Kinetics and Thermodynamics of Mineral Dissolution and Precipitation
Recent experimental work has been directed toward measuring the rates of reaction of minerals with aqueous solutions. The measurements are made by complementary techniques, including
- characterization of in-situ nano-topographical evolution of mineral surfaces in flowing solutions by digital holographic microscopy. The movie below shows the real-time development of an etch pit on a (104) surface of calcite when exposed to flowing deionized water.
- monitoring reaction rates in batch reactors and mixed flow reactors
- tracking changes in surface area and morphology by scanning electron microscopy (SEM) and nitrogen adsorption isotherms
We are also interested in relating microstructure characteristics of porous media to engineering properties such as stiffness, strength, viscoelastic response, and fluid permeability.
Sintering Kinetics and Mechanisms
Sintering of ceramic powders is a potential route to manufacturing in extreme or expeditionary environments such as remote regions of the Earth, on the Moon, or on Mars. To make sintering viable in these circumstances, the raw materials in these regions must be characterized and the sintering process must be tailored and optimized.
Recent work in our group has focused on understanding the mechanisms of densification and creep of Lunar regolith material. We use high-fidelity synthetic regolith powders, and we are investigating the influence of mineralogical composition and particle size distribution on the driving force and rate-controlling mechanisms of densification, coarsening, and creep.

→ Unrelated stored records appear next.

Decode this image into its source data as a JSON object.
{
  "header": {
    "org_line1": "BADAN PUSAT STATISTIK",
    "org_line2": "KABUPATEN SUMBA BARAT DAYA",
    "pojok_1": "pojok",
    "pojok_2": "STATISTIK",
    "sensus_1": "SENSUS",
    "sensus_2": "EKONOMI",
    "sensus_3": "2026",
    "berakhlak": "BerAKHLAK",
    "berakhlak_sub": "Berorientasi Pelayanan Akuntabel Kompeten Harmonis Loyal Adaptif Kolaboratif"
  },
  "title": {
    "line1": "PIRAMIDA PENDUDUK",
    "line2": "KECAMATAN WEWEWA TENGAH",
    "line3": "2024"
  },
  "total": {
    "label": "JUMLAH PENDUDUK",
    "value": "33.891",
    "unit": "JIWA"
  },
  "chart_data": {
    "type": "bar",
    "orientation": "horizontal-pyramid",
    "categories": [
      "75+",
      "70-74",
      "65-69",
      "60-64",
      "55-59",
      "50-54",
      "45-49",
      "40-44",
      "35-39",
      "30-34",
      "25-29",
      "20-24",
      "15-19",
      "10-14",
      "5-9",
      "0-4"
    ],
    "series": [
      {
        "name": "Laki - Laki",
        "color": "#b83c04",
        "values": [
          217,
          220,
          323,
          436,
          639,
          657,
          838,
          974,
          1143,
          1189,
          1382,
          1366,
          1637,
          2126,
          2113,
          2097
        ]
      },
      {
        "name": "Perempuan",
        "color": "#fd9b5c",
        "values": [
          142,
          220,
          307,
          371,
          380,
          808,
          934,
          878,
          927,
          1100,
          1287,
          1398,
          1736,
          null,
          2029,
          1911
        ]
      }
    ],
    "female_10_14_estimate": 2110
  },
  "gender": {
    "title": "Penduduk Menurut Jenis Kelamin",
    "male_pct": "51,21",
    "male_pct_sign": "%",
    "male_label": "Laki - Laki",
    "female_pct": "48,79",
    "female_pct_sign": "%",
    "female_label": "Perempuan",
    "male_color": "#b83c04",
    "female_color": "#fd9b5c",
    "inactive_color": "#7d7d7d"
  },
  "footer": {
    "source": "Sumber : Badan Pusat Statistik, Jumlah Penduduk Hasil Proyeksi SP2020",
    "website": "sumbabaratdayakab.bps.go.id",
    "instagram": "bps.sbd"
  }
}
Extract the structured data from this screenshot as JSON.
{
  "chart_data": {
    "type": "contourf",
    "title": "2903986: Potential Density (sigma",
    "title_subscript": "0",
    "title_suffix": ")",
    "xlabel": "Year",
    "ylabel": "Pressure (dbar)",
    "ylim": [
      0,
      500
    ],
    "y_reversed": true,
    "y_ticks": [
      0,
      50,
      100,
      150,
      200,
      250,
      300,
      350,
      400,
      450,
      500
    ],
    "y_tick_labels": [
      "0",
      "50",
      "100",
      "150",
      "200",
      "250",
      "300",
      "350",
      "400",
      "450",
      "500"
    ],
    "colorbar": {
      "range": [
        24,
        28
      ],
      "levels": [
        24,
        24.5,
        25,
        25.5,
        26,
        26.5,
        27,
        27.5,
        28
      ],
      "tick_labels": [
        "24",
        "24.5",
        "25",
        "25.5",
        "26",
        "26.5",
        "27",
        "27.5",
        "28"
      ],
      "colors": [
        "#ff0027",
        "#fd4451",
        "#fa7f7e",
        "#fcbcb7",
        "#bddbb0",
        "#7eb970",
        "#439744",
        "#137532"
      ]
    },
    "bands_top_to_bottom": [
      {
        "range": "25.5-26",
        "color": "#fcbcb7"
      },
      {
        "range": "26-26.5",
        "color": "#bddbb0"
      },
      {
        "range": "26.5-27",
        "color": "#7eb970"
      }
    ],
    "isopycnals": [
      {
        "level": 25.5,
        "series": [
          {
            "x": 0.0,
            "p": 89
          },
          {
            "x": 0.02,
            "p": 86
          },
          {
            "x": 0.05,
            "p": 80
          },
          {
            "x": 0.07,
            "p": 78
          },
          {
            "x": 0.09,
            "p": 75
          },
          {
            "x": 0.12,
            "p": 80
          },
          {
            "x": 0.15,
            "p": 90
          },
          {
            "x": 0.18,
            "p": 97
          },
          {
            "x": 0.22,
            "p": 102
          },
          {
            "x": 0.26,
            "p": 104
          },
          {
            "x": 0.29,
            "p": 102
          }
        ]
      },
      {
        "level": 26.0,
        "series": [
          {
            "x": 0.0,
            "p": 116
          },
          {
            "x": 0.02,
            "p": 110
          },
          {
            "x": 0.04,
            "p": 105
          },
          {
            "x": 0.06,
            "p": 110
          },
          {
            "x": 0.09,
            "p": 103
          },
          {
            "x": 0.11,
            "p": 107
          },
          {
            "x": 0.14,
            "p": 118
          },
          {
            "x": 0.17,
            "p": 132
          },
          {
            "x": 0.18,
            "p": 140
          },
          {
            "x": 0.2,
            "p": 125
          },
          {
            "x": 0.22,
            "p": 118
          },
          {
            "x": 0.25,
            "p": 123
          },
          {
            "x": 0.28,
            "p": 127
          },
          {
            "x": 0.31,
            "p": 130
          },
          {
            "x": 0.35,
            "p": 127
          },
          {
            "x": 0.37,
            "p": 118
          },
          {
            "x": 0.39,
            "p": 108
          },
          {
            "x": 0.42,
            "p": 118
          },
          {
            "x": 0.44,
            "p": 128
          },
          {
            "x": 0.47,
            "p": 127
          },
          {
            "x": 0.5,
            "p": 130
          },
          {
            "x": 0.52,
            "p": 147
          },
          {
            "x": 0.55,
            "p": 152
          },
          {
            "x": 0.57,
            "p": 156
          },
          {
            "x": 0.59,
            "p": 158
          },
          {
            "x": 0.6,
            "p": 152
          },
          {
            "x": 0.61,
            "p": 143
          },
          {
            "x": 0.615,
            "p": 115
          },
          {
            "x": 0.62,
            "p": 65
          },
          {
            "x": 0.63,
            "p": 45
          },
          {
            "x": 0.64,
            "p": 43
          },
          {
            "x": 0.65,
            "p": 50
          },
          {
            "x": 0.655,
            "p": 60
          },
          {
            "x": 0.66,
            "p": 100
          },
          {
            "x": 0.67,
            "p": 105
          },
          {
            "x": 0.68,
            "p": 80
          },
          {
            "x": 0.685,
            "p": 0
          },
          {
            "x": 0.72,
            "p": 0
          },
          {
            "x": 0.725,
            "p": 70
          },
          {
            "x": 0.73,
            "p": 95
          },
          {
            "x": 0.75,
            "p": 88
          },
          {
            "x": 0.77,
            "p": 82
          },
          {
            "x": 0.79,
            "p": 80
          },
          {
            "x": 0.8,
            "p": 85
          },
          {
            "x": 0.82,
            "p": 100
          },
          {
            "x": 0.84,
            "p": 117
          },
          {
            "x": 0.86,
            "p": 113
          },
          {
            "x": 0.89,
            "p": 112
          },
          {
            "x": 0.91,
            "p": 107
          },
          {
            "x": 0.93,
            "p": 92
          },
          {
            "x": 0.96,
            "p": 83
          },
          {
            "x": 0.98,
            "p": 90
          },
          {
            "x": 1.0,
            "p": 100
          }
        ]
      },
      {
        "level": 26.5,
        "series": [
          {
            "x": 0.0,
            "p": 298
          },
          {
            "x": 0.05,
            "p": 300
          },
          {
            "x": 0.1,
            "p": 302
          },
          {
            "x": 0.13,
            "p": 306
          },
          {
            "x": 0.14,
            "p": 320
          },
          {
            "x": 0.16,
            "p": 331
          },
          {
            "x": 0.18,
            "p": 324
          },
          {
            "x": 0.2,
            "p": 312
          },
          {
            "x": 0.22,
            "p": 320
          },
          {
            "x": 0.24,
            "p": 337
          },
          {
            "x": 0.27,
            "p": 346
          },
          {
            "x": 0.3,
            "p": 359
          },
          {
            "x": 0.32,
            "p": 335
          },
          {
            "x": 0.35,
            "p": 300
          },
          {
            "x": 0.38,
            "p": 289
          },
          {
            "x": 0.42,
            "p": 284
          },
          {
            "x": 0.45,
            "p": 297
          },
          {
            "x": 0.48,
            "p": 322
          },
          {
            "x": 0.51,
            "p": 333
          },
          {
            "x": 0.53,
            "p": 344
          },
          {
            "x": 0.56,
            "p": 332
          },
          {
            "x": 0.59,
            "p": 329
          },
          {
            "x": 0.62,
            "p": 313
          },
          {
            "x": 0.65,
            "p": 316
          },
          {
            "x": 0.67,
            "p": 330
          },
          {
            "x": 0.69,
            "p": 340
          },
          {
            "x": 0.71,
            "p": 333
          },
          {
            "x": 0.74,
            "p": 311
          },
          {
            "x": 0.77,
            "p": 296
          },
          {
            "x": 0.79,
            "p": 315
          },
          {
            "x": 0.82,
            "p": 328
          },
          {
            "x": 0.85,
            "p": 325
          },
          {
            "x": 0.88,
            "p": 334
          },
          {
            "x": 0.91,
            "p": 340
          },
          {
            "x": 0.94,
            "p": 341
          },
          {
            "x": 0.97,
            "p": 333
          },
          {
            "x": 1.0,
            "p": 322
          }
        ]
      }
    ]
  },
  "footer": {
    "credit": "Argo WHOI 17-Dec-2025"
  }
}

The video below from our lab shows how the real-time shrinkage and deformation can be tracked with an optical heating microscope. The microscope captures projections of the specimen backlit by blue LED light as the sample is exposed to high temperatures. Continuous curves tracking volume as a function of time and temperature can be used to determine instantaneous rates of creep and deformation and how those rates depend on temperature and other environmental variables.
The specimen being studied in this video is a Lunar regolith powder designed to mimic the mineralogical composition in the highlands regions of the Moon. The plot shows how the specimen volume changes with temperature as it is heated at 5 K/min, and the right side of the video shows how the projections of two specimens change as the temperature increases.